Oltre 700 milioni di iscritti in tutto il mondo. Seconda app più scaricata in assoluto nell’ultimo trimestre del 2019, seconda solo a WhatsApp. Questi i dati della crescita di TikTok, social network cui anche le testate giornalistiche hanno iniziato a guardare con interesse per aumentare la propria audience.

Nato nel 2018 dall’unione con musical.ly e di proprietà della società cinese Bytedance – così come Toutiao, la principale app di informazione in Cina, e News Republic – TikTok è la piattaforma del momento per i giovanissimi, ma non solo. Se è vero infatti che un suo utente su tre ha tra i 16 e i 24 anni, l’età media è invece di 34 anni, secondo quanto rilevato dall’Osservatorio Influencer Marketing.

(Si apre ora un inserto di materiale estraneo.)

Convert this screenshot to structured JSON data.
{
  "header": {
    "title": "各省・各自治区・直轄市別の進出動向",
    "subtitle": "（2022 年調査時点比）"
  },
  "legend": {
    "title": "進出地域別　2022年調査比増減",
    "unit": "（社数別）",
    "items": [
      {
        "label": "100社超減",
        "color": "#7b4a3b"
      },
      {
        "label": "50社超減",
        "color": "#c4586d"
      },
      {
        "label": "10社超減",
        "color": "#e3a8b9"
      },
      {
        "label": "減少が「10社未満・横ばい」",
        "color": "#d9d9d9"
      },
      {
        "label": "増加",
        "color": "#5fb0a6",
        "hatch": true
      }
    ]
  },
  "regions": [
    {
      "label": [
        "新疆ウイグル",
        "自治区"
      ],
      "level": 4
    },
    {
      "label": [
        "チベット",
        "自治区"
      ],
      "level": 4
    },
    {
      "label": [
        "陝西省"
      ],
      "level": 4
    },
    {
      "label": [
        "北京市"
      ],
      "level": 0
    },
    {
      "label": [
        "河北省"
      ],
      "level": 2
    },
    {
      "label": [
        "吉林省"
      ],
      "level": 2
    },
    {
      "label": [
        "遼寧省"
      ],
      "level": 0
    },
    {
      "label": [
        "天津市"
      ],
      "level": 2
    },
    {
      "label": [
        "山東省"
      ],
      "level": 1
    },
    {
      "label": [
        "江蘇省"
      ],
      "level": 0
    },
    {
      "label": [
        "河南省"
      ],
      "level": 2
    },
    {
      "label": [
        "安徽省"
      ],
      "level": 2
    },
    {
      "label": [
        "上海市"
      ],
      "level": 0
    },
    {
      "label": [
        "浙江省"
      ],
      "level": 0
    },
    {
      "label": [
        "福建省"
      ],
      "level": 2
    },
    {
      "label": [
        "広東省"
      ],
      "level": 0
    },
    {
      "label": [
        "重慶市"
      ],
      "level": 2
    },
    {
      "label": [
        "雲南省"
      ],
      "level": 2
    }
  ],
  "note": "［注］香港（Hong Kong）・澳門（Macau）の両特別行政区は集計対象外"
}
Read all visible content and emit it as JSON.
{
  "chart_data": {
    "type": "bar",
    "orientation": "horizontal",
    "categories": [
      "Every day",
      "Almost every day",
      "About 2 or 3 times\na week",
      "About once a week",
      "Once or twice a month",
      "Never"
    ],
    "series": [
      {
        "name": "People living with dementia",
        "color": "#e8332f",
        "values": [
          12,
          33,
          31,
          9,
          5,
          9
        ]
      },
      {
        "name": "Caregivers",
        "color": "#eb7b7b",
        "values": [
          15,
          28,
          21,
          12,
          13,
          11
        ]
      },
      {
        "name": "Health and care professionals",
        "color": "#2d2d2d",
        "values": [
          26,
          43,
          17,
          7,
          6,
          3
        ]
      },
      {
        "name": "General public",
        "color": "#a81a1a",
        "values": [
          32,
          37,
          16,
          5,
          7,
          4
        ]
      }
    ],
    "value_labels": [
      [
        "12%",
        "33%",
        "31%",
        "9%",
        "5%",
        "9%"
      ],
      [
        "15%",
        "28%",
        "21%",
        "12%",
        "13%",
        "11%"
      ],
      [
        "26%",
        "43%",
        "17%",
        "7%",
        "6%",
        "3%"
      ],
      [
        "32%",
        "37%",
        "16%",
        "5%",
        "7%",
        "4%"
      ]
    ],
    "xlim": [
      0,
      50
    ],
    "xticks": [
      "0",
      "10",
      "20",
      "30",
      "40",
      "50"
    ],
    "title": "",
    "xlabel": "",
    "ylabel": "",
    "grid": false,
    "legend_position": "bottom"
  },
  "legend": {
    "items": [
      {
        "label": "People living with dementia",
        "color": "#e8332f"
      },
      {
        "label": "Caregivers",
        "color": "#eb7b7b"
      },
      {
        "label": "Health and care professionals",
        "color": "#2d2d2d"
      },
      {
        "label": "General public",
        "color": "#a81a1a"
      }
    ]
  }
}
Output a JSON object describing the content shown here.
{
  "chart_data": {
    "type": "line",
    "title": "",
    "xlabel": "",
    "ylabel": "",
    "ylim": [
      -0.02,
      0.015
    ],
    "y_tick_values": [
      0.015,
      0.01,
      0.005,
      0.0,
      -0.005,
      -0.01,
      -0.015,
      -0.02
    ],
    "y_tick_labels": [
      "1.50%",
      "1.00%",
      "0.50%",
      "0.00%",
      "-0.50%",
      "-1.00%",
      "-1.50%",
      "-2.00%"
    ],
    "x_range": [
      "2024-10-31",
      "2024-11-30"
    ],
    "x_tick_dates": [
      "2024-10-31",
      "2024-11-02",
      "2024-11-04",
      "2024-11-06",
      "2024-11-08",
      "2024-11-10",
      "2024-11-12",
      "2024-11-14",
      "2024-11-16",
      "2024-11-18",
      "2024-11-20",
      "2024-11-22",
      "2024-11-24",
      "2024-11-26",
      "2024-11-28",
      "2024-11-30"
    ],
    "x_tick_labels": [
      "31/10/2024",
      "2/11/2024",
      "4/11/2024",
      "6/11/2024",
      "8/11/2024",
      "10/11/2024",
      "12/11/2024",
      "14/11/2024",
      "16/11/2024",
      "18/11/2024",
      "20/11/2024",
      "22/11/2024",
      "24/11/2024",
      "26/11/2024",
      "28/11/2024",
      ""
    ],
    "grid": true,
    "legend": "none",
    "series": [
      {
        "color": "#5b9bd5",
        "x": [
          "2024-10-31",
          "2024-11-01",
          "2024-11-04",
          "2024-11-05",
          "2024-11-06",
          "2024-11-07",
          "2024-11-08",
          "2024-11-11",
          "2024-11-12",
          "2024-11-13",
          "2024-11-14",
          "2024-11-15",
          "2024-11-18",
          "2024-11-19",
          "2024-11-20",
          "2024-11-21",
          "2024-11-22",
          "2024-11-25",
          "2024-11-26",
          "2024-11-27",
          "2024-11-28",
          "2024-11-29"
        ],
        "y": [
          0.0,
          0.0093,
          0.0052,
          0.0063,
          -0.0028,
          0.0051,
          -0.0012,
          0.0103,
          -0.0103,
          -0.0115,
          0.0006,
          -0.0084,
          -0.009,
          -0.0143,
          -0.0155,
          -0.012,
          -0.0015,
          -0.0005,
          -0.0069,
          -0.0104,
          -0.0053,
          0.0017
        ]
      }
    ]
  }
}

Un’audience più giovane rispetto agli altri social network – dove l’età media è di 40 anni – ma non per questo meno interessata ai contenuti informativi. Moda, videogiochi, beauty e celebrità sono i temi che predilige, ma ogni testata giornalistica può trovare comunque il modo di raggiungerla e coinvolgerla, sfruttando così un’opportunità unica per allargare la propria audience di oggi e di domani.

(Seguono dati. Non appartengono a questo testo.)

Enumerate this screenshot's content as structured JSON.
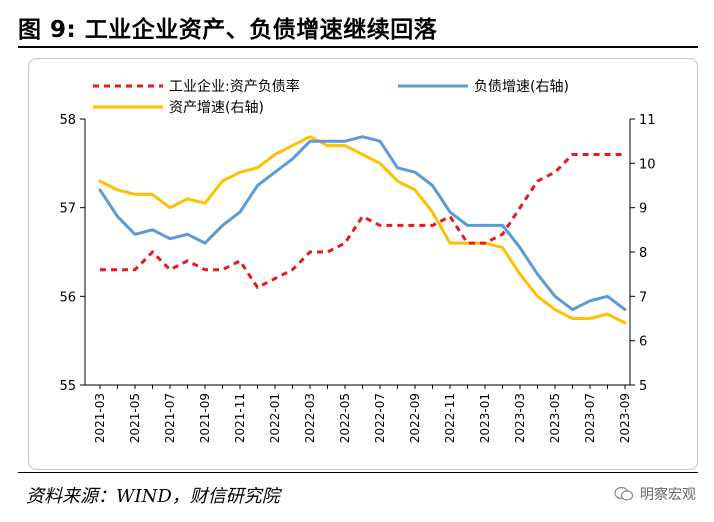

Francesco Zaffarano, senior social media editor al Telegraph, sta raccogliendo attraverso una directory pubblica le testate giornalistiche già presenti su TikTok. Un elenco che attualmente ne conta 135, di cui solo sette in Italia.

Abbiamo scelto per voi tre esempi internazionali e due italiani per mostrare cinque diverse strategie di presenza su TikTok da parte delle testate giornalistiche.

The Washington Post

Quasi 535 mila follower e più di 23 milioni di like. Bastano questi numeri per capire quanto il Washington Post abbia deciso di investire nella propria presenza su TikTok. Con un marchio rivisto nei colori per apparire meno formale e il link all’articolo del giorno in biografia, la storica testata giornalistica statunitense si presenta con queste semplici ed essenziali parole: “We are a newspaper”.

Sempre in biografia, anche un indirizzo e-mail dedicato. È quello di Dave, protagonista della maggior parte dei post: è lui a intervistare opinionisti e giornalisti della testata, tenere il diario della quarantena e interpretare l’attualità in chiave ironica e divertente.

Un chiaro e brillante esempio di infotainment.